Meru’s post-graduate offering is an extended one-year program where alumni users can learn to practice new skills for dealing with conditions such as depression and anxiety.
“Our company mission is founded on empowerment and the belief that people, even when struggling with mental health conditions like depression or anxiety, can improve their mental health if they are given the right tools,” Erin Hartley, the vice president of clinical operations at Meru Health, said in a press release. “This belief is at the heart and center of the care we deliver.”
The extended one-year program consists of interactive webinars that provide such educational content as how to excel in life during stressful times, the science behind biofeedback and mindfulness practices, along with developing new and positive habits.
The post-graduate program is being rolled out this month, according to the company.
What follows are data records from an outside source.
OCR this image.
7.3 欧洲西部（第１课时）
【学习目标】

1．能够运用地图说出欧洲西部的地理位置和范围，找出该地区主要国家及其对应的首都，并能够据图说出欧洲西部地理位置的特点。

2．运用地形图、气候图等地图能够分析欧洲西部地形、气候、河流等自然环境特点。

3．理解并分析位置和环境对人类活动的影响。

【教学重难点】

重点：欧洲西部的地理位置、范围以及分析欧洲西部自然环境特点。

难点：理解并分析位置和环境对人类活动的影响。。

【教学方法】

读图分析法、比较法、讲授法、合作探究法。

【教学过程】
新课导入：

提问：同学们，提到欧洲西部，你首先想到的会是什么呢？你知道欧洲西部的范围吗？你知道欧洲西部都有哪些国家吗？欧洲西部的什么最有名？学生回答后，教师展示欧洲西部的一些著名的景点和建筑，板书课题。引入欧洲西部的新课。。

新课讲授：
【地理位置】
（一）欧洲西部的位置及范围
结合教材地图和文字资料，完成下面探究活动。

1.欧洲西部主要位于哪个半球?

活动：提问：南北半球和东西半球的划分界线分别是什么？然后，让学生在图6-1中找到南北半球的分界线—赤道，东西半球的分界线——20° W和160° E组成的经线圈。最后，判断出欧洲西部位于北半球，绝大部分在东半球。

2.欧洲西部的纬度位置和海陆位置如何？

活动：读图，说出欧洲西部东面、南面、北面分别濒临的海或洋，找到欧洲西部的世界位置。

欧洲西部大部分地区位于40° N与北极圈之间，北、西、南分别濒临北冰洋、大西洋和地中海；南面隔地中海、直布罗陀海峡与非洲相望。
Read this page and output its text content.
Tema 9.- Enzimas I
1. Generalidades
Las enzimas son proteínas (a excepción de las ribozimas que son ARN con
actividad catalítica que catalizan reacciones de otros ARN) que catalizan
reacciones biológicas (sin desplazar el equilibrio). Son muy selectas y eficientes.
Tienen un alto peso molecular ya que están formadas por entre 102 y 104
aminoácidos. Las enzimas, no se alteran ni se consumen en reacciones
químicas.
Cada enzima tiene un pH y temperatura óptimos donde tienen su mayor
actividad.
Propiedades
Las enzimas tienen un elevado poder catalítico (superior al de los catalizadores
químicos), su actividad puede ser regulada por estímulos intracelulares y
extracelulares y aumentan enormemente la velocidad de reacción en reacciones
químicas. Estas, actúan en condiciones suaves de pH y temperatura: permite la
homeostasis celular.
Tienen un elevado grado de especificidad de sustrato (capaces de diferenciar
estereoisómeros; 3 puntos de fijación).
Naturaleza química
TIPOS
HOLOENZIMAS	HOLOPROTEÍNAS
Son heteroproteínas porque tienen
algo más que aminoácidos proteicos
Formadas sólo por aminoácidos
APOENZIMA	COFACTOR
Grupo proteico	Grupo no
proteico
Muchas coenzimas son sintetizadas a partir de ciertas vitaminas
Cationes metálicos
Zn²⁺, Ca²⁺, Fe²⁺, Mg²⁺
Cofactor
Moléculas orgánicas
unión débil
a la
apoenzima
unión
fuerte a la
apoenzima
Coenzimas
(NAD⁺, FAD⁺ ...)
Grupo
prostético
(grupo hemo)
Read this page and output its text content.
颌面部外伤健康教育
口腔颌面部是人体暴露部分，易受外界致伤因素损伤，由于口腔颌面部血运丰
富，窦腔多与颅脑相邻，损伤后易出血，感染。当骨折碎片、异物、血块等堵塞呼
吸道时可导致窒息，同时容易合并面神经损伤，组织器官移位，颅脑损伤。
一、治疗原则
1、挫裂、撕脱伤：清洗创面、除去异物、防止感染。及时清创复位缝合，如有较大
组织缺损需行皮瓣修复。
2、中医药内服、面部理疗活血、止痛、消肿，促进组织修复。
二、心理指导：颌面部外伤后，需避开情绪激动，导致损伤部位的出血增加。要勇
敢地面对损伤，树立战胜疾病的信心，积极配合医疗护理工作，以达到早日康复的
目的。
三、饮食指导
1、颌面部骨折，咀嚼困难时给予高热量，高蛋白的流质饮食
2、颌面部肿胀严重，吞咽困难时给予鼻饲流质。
“Our monthly webinar series will be an additional tool to support our participants and help them stay on the right path and keep practicing the new skills they learned during our 12-week therapist guided program,” Hartley added in the release. “Mental health is like a muscle – the more you train it, the stronger it gets and the steadier it holds as we go through life’s inevitable ups and downs.”
Launched in 2018, San Mateo, California-based Meru Health offers a centerpiece 12-week program led online by therapists and psychiatrists, who guide users on ways to develop positive wellness experiences like healthier relationships, improved sleep patterns, effective mood management and healthy nutritional practices.
Meru Health also offers coaching support services for users experiencing mild anxiety and depression symptoms, as well as stress. Additionally, the platform provides users with chat-based coaching and peer support.
According to Meru Health, 75% of users no longer have anxiety or depression upon completing the program. Meru further contends that 85% of its users show significant clinical improvement according to PHQ-9 or GAD-7 assessments, which are behavioral health industry standards for measuring depression and anxiety, respectively.
“While improving access and engagement are important metrics, we should put more emphasis on the outcomes as we evaluate different mental health solutions,” Meru Health CEO Kristian Ranta said in the press release. “We should not settle for the poor outcomes the old standard of care delivers anymore.”
Meru Health has raised $51.3 million over its history, according to fundraising tracking site Crunchbase. The company’s most recent funding round was completed last September, as it hauled in $38 million in Series B capital led by Industry Ventures.